Some years ago, don’t ask me how many, I was standing on the edge of the Great Wall of China with my dear friend Pat Butcher. If you’ve never been to the Great Wall, do it. It’s indescribable. The expanse cannot be conceived without experiencing it. As I was contemplating that fact, it occurred to me that this was a long way from Seven Kings, in every sense of that concept. I mentioned that to Pat, who almost fell over the edge with laughing before conceding that it was true. In the years since, when similar circumstances arise, one or other of us will utter those words and fall about laughing. Nobody else thinks it’s funny

I realize that some explanation is warranted. Google Seven Kings. It’s where I was born. It’s in Essex, England. (For those of you who are addicted to TOWIE, yes - that Essex). These days, it has been swallowed up by the urban sprawl of East London. But that’s where I was born and raised. Strictly speaking, Seven Kings is part of Ilford, which is in the borough of Redbridge, which is - or was - in the county of Essex. Who the heck knows where it is now?; they keep re-zoning. Inevitably, you’ve never heard of any of those places; but, the Small Faces were from around there. (Itchy-Koo Park was, supposedly, written about Valentine’s Park, just round the corner from my sister’s house, where I run every time I go home). And David Essex is from around there, too. Marks Gate, I believe. (Where do you think the Essex came from? His real name is Cook. He used to work in Plessey’s with my father). And Billy Bragg is from Barking, just down the road. The Tremeloes, too, I think. Anyway, some interesting music from the vicinity. 

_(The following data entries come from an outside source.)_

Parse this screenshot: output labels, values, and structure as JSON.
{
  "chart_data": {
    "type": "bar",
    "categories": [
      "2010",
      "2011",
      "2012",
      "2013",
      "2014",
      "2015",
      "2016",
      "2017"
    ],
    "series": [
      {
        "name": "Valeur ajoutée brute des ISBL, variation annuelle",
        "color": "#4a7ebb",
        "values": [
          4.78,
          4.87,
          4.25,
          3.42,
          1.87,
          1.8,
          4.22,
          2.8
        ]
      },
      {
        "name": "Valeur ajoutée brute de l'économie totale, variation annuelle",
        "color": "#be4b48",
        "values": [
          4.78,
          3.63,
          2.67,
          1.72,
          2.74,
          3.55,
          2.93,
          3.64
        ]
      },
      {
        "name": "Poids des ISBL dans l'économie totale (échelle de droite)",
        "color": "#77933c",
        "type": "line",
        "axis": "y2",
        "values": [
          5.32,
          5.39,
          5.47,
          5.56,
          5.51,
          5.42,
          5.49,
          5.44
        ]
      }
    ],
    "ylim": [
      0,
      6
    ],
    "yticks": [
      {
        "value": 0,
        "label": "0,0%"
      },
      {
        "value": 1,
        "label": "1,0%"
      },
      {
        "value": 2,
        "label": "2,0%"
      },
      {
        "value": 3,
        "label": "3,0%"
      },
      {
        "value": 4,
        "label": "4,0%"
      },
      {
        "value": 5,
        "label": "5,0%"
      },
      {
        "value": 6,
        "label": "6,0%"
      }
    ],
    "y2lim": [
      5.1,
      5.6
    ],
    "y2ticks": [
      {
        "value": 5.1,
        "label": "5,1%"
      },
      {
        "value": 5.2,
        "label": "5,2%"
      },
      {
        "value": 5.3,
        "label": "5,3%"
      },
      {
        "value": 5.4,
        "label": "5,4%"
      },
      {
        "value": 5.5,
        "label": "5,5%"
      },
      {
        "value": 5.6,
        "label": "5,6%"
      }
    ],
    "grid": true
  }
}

Not that Seven Kings equates to Nashville or Memphis or Motown; far from it. A night on the town in 7K could as readily end in the hospital or the nick as in a venue. Even so, it was home to me for a long time and, in many ways, still is. (That and Kilmacoe; but, that’s a story for the next album). All of which is to explain the title of this album. Literally, figuratively, geographically, metaphorically and whatever else you can think of, from there to here is a long way. 

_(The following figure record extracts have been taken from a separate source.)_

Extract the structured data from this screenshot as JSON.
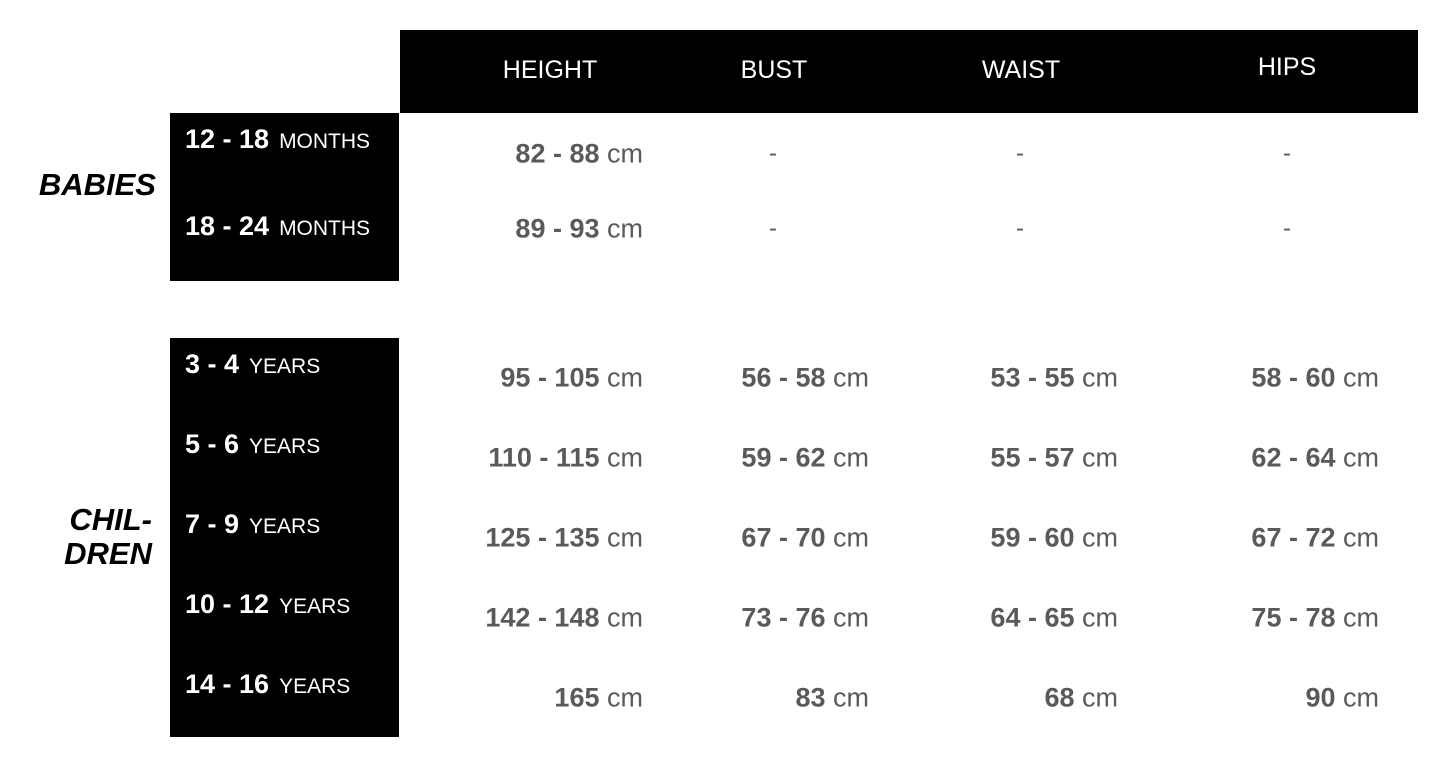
{
  "headers": [
    "HEIGHT",
    "BUST",
    "WAIST",
    "HIPS"
  ],
  "unit": "cm",
  "sections": [
    {
      "title": "BABIES",
      "rows": [
        {
          "range": "12 - 18",
          "unit_label": "MONTHS",
          "values": [
            "82 - 88",
            "-",
            "-",
            "-"
          ]
        },
        {
          "range": "18 - 24",
          "unit_label": "MONTHS",
          "values": [
            "89 - 93",
            "-",
            "-",
            "-"
          ]
        }
      ]
    },
    {
      "title": "CHIL-\nDREN",
      "rows": [
        {
          "range": "3 - 4",
          "unit_label": "YEARS",
          "values": [
            "95 - 105",
            "56 - 58",
            "53 - 55",
            "58 - 60"
          ]
        },
        {
          "range": "5 - 6",
          "unit_label": "YEARS",
          "values": [
            "110 - 115",
            "59 - 62",
            "55 - 57",
            "62 - 64"
          ]
        },
        {
          "range": "7 - 9",
          "unit_label": "YEARS",
          "values": [
            "125 - 135",
            "67 - 70",
            "59 - 60",
            "67 - 72"
          ]
        },
        {
          "range": "10 - 12",
          "unit_label": "YEARS",
          "values": [
            "142 - 148",
            "73 - 76",
            "64 - 65",
            "75 - 78"
          ]
        },
        {
          "range": "14 - 16",
          "unit_label": "YEARS",
          "values": [
            "165",
            "83",
            "68",
            "90"
          ]
        }
      ]
    }
  ]
}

And yet it’s not. I have been living in New York City for 30-odd years now, but I have never lost my connection to my home. Some people ask why a lot of my songs are about leaving or going somewhere else. Maybe the call of home is the reason. Some of the songs on this album, and the previous one, “That Smile,” have definitely got that theme. But there are other ones that seem totally disconnected. One in particular on this new album - We’re All Better Looking Once The Lights Go Down - is a straight ahead rocker. But, in reality, it’s a story about me and my mates going to the Ilford Palais (google that place; it’s famous; bulldozed long ago, inevitably) or to the Room at the Top or to TOTS in Southend. From here to there is a long way; and it’s not. You decide. I just hope you like the songs. 

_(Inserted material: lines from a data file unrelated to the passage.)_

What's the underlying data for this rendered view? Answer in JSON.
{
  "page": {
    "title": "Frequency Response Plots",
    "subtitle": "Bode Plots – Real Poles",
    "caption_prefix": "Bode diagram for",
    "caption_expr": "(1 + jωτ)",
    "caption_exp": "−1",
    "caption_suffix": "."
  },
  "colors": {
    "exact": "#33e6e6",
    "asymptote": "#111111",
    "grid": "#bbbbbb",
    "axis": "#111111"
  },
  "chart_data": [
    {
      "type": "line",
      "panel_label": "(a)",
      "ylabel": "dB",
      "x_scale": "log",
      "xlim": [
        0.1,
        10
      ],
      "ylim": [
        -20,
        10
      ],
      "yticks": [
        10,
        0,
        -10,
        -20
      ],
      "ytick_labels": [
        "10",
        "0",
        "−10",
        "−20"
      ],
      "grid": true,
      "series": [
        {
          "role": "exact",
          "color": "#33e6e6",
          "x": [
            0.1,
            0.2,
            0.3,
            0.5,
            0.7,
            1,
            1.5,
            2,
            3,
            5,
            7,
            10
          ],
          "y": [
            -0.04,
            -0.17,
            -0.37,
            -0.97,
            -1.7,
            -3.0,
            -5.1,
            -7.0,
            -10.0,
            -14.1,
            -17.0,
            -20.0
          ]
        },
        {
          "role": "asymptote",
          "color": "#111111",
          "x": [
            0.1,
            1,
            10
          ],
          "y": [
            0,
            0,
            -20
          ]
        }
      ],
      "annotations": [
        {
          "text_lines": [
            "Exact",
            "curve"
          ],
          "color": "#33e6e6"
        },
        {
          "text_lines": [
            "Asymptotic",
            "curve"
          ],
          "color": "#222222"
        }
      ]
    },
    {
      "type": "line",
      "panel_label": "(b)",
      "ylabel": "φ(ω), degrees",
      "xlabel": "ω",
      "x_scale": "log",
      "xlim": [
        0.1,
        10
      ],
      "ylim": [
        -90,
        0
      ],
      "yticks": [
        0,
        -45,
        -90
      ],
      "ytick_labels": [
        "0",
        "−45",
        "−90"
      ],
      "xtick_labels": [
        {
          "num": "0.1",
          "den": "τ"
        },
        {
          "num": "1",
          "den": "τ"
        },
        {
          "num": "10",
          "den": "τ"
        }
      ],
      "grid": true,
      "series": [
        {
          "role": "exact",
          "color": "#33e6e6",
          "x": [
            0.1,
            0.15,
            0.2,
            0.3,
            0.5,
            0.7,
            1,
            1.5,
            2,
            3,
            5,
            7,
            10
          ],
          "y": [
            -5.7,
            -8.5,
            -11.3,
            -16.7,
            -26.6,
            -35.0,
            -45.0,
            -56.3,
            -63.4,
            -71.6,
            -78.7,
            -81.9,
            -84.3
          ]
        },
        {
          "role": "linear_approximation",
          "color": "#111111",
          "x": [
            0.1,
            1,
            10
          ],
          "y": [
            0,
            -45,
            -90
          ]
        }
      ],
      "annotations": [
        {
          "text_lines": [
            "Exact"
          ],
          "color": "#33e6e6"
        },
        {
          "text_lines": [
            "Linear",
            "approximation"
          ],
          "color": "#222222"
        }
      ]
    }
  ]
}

Sometimes you hear stories of bands recording albums and saying that it was oh so hard and such a challenge and so fraught with anxiety. Those guys are doing it way wrong. Making this album week by week over the last year was an absolute joy - fun every step of the way. Whatever about the songs, every week I got to hang out for several hours in a studio with Angie LeMar and Tony Calabro. That, on its own, was an enormous amount of fun. My gratitude to both of them will never be repaid. Our weekly sessions would go like this: I would show up with a couple of tall cans of Heineken for me and Tony; we would sit and discuss the problems of the world until Angie arrived with her own fizzy, coloured alcoholic concoction; no idea what that was. Then we would chat some more and generally unwind until we were ready to attack the songs of the day. That was when the lightning would strike. To be in a room with that amount of talent is both inspiring and intimidating. Tony has the remarkable ability of being able to figure out almost instantaneously what a song needs and then improvise it right there on the spot, be it drums, keyboards, bass, guitar, mandolin, harmonica, anything at all. Angie, just as remarkably, can figure out five-part harmony right there in her head and then go ahead and sing it all - flawlessly. She never thinks it is, but trust me. You’ve got to see these two in action to believe it. 

As for me, I wrote those songs and I’m just delighted that they came to life. I really like them; I hope whoever listens to them will, too. Maybe, one of these days, we’ll play them in Seven Kings. It’s really not that far.